Já Ana Luiza Trajano prepara no seu Brasil a Gosto um cardápio especial com ingredientes paraenses. O Tordesilhas e o Amazônia investem em pratos do Pará há algum tempo (veja endereços nesta página).
"É uma cozinha totalmente indígena, de sabor forte, bem acentuado. Ou você gosta ou você não gosta. Não tem meio termo", brinca Tania Martins, que está no comando da cozinha do Lá em Casa (tel. 0/xx/ 91/3242-4222). "Apesar de ser forte, não é uma comida tão pesada, é de fácil digestão. Por exemplo, o paraense come maniçoba no almoço."
Paulo Martins ajudou a divulgar ingredientes como tucupi, chicória (diferente da encontrada no Sudeste) e jambu ao realizar, desde 2000, um festival gastronômico em Belém.
"É a mais particular, a mais genuína cozinha do Brasil", afirma Mara Salles, do Tordesilhas. "Porque foi a que ficou mais preservada, até pela dificuldade de acesso à Amazônia. Isso isola seus habitantes e sua cozinha. É a comida que mais remete ao Brasil antigo."
Além do pato no tucupi, prato típico das áreas indígenas, a região é farta em peixes como o pirarucu (conhecido como "o bacalhau da Amazônia", por ser conservado em sal), o filhote (que pode chegar a mais de 200 kg) e a pescada-amarela.
"Os peixes são grandes, gordos, pois há abundância de alimentos. E as ervas e pimentas possuem um gosto único, que remetem a um ambiente quente e úmido", avalia Mara. "É uma região muito particular, com sabores muito particulares, por causa da floresta."
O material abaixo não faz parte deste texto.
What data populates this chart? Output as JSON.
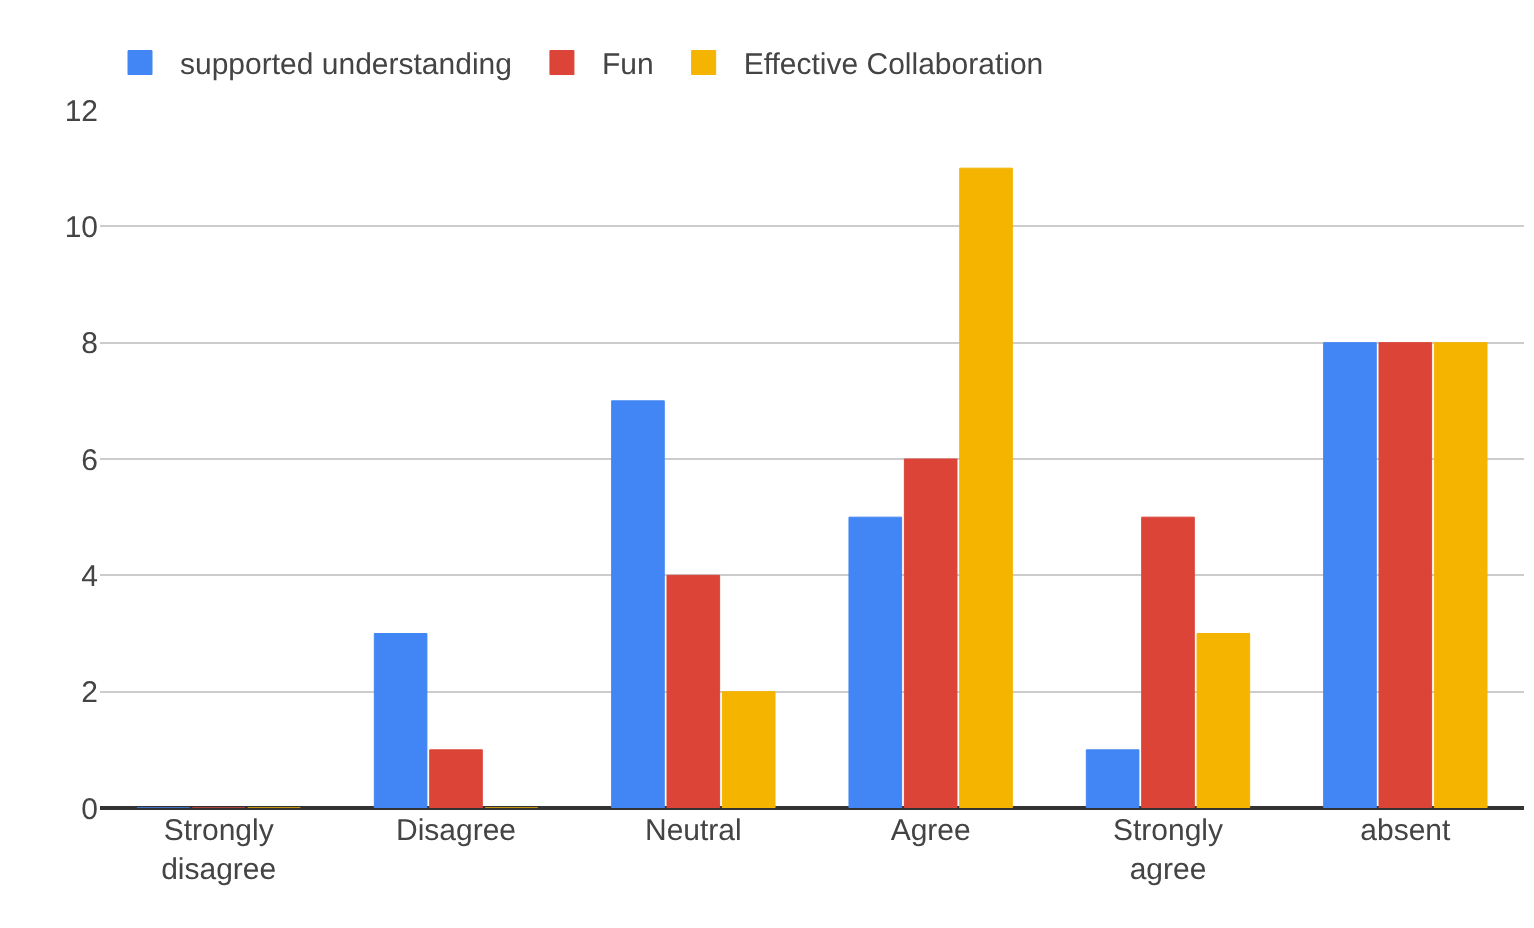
{
  "chart_data": {
    "type": "bar",
    "categories": [
      "Strongly disagree",
      "Disagree",
      "Neutral",
      "Agree",
      "Strongly agree",
      "absent"
    ],
    "series": [
      {
        "name": "supported understanding",
        "color": "#4285f4",
        "values": [
          0,
          3,
          7,
          5,
          1,
          8
        ]
      },
      {
        "name": "Fun",
        "color": "#db4437",
        "values": [
          0,
          1,
          4,
          6,
          5,
          8
        ]
      },
      {
        "name": "Effective Collaboration",
        "color": "#f4b400",
        "values": [
          0,
          0,
          2,
          11,
          3,
          8
        ]
      }
    ],
    "ylim": [
      0,
      12
    ],
    "yticks": [
      0,
      2,
      4,
      6,
      8,
      10,
      12
    ],
    "grid": "y",
    "legend": "top left"
  }
}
"As ervas e as especiarias conferem alguns aromas que, ao serem misturados aos peixes e frutas da região, criam pratos com um sabor único, inimitável", pontua Ana Luiza Trajano.

Dificuldade
Se diversas regiões do Brasil já exportam seus alimentos e pratos para o restante do país (Bahia, Ceará, Rio Grande do Sul etc.), a culinária do Pará não foi adotada em outros lugares pela dificuldade em transportar ingredientes como jambu.
"O jambu tem pouca durabilidade", diz Tania Martins, "então nós pré-cozinhamos e congelamos para mandar para chefs de São Paulo. Com a alfavaca, é a mesma coisa".
O jambu já está sendo plantado em algumas regiões do Estado de São Paulo, mas, afirma Mara, "não tem o mesmo brilho" do jambu paraense.
Como resolver o problema? "Dando lucro às companhias aéreas", responde Mara. "Porque o produtor paraense não cobra caro pelas ervas, pelos peixes. Mas em São Paulo temos de embutir nos pratos o custo do transporte. Temos de receber esses produtos via avião", diz ela, que fará, em dezembro, festival com uma cozinheira indígena da Amazônia.